Gültekin O., SEZGİN E. A., Cakır O., ŞENGÜL H. B., Kilinc B. E., Yılmaz B., ...Daha Fazla

Knee Surgery, Sports Traumatology, Arthroscopy, 2025 (SCI-Expanded, Scopus) identifier identifier identifier

  • Yayın Türü: Makale / Tam Makale
  • Basım Tarihi: 2025
  • Doi Numarası: 10.1002/ksa.70207
  • Dergi Adı: Knee Surgery, Sports Traumatology, Arthroscopy
  • Derginin Tarandığı İndeksler: Science Citation Index Expanded (SCI-EXPANDED), Scopus, CINAHL, MEDLINE
  • Anahtar Kelimeler: artificial intelligence, ChatGPT, hip arthroscopy, large language models, patient education, retrieval-augmented generation
  • Gazi Üniversitesi Adresli: Evet

Özet

Purpose: To compare the accuracy, readability and patient-centeredness of responses generated by standard ChatGPT-4o and its retrieval-augmented ‘deep research’ mode for hip arthroscopy education, addressing the current uncertainty about the reliability of large language models in orthopaedic patient information.
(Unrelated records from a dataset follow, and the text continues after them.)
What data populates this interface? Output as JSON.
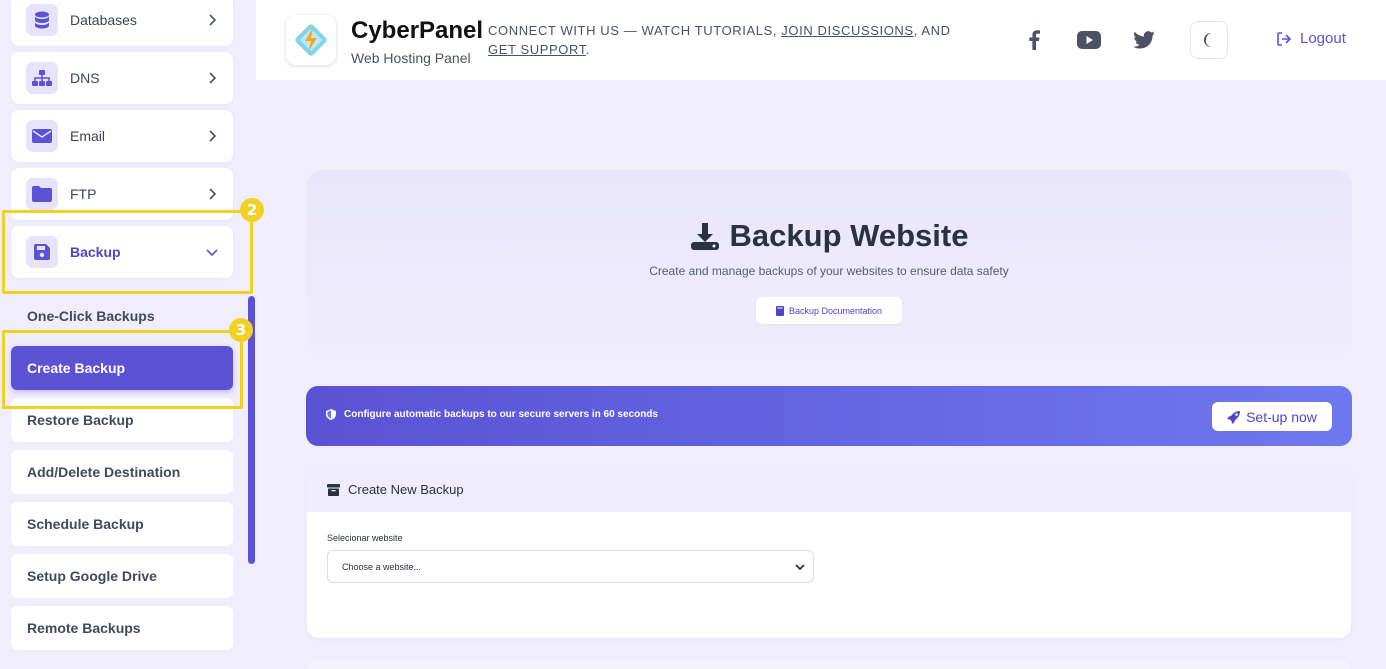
{
  "sidebar": {
    "nav": [
      {
        "label": "Databases",
        "icon": "database-icon"
      },
      {
        "label": "DNS",
        "icon": "sitemap-icon"
      },
      {
        "label": "Email",
        "icon": "envelope-icon"
      },
      {
        "label": "FTP",
        "icon": "folder-icon"
      },
      {
        "label": "Backup",
        "icon": "floppy-disk-icon"
      }
    ],
    "subitems": [
      {
        "label": "One-Click Backups"
      },
      {
        "label": "Create Backup"
      },
      {
        "label": "Restore Backup"
      },
      {
        "label": "Add/Delete Destination"
      },
      {
        "label": "Schedule Backup"
      },
      {
        "label": "Setup Google Drive"
      },
      {
        "label": "Remote Backups"
      }
    ],
    "markers": [
      "2",
      "3"
    ]
  },
  "header": {
    "brand_title": "CyberPanel",
    "brand_subtitle": "Web Hosting Panel",
    "connect_text": "Connect with us — watch tutorials, ",
    "connect_link1": "join discussions",
    "connect_mid": ", and ",
    "connect_link2": "get support",
    "connect_end": ".",
    "social_icons": [
      "facebook-icon",
      "youtube-icon",
      "twitter-icon"
    ],
    "logout_label": "Logout"
  },
  "hero": {
    "title": "Backup Website",
    "subtitle": "Create and manage backups of your websites to ensure data safety",
    "doc_button": "Backup Documentation"
  },
  "promo": {
    "text": "Configure automatic backups to our secure servers in 60 seconds",
    "button": "Set-up now"
  },
  "panel": {
    "title": "Create New Backup",
    "field_label": "Selecionar website",
    "select_value": "Choose a website..."
  },
  "colors": {
    "accent": "#5b52d6",
    "highlight": "#f2d024",
    "background": "#f0eefc"
  }
}
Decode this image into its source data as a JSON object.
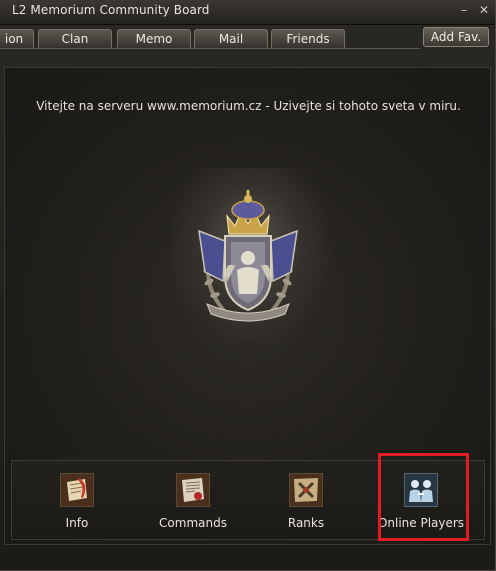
{
  "window": {
    "title": "L2 Memorium Community Board"
  },
  "tabs": [
    {
      "label": "ion"
    },
    {
      "label": "Clan"
    },
    {
      "label": "Memo"
    },
    {
      "label": "Mail"
    },
    {
      "label": "Friends"
    }
  ],
  "toolbar": {
    "add_fav_label": "Add Fav."
  },
  "main": {
    "welcome_text": "Vitejte na serveru www.memorium.cz - Uzivejte si tohoto sveta v miru."
  },
  "shortcuts": [
    {
      "label": "Info",
      "icon": "scroll-quill-icon"
    },
    {
      "label": "Commands",
      "icon": "document-seal-icon"
    },
    {
      "label": "Ranks",
      "icon": "crossed-swords-map-icon"
    },
    {
      "label": "Online Players",
      "icon": "two-players-icon"
    }
  ],
  "colors": {
    "highlight": "#e01c24",
    "background": "#1f1d1a"
  }
}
Methods: Thirty standardised patient questions were derived through structured searches of reputable orthopaedic health information websites. Both ChatGPT configurations independently generated responses. Two fellowship-trained orthopaedic surgeons assessed each response independently, using 5-point Likert scales (1 = poor, 5 = excellent) for accuracy, clarity, comprehensiveness and readability. Intra- and interrater reliabilities were calculated, and readability metrics were also evaluated using Flesch-Kincaid Grade Level (FKGL) and Flesch Reading Ease Score (FRES). Results: Deep Research outperformed the standard model in accuracy (4.7 ± 0.4 vs. 4.0 ± 0.5; p = 0.012) and comprehensiveness (4.8 ± 0.3 vs. 3.9 ± 0.6; p < 0.001). The standard model performed better in clarity (4.6 ± 0.4 vs. 4.4 ± 0.5; p = 0.048). Readability Likert scores were comparable (p = 0.729), but FKGL and FRES favoured the standard model (both p < 0.001). Interrater intraclass correlation coefficients (ICC) ranged from 0.57 to 0.83; intrarater ICCs from 0.63 to 0.79. Conclusion: Deep research provides superior scientific rigour, whereas the standard model offers better readability. A hybrid approach combining model strengths may maximise educational effectiveness, though clinical oversight remains essential to mitigate misinformation risks. The observed differences were modest in magnitude, aligning with previously reported accuracy–readability trade-offs in LLMs. These results should be interpreted as exploratory and hypothesis-generating. Level of Evidence: Level IV, cross-sectional, comparative simulation study.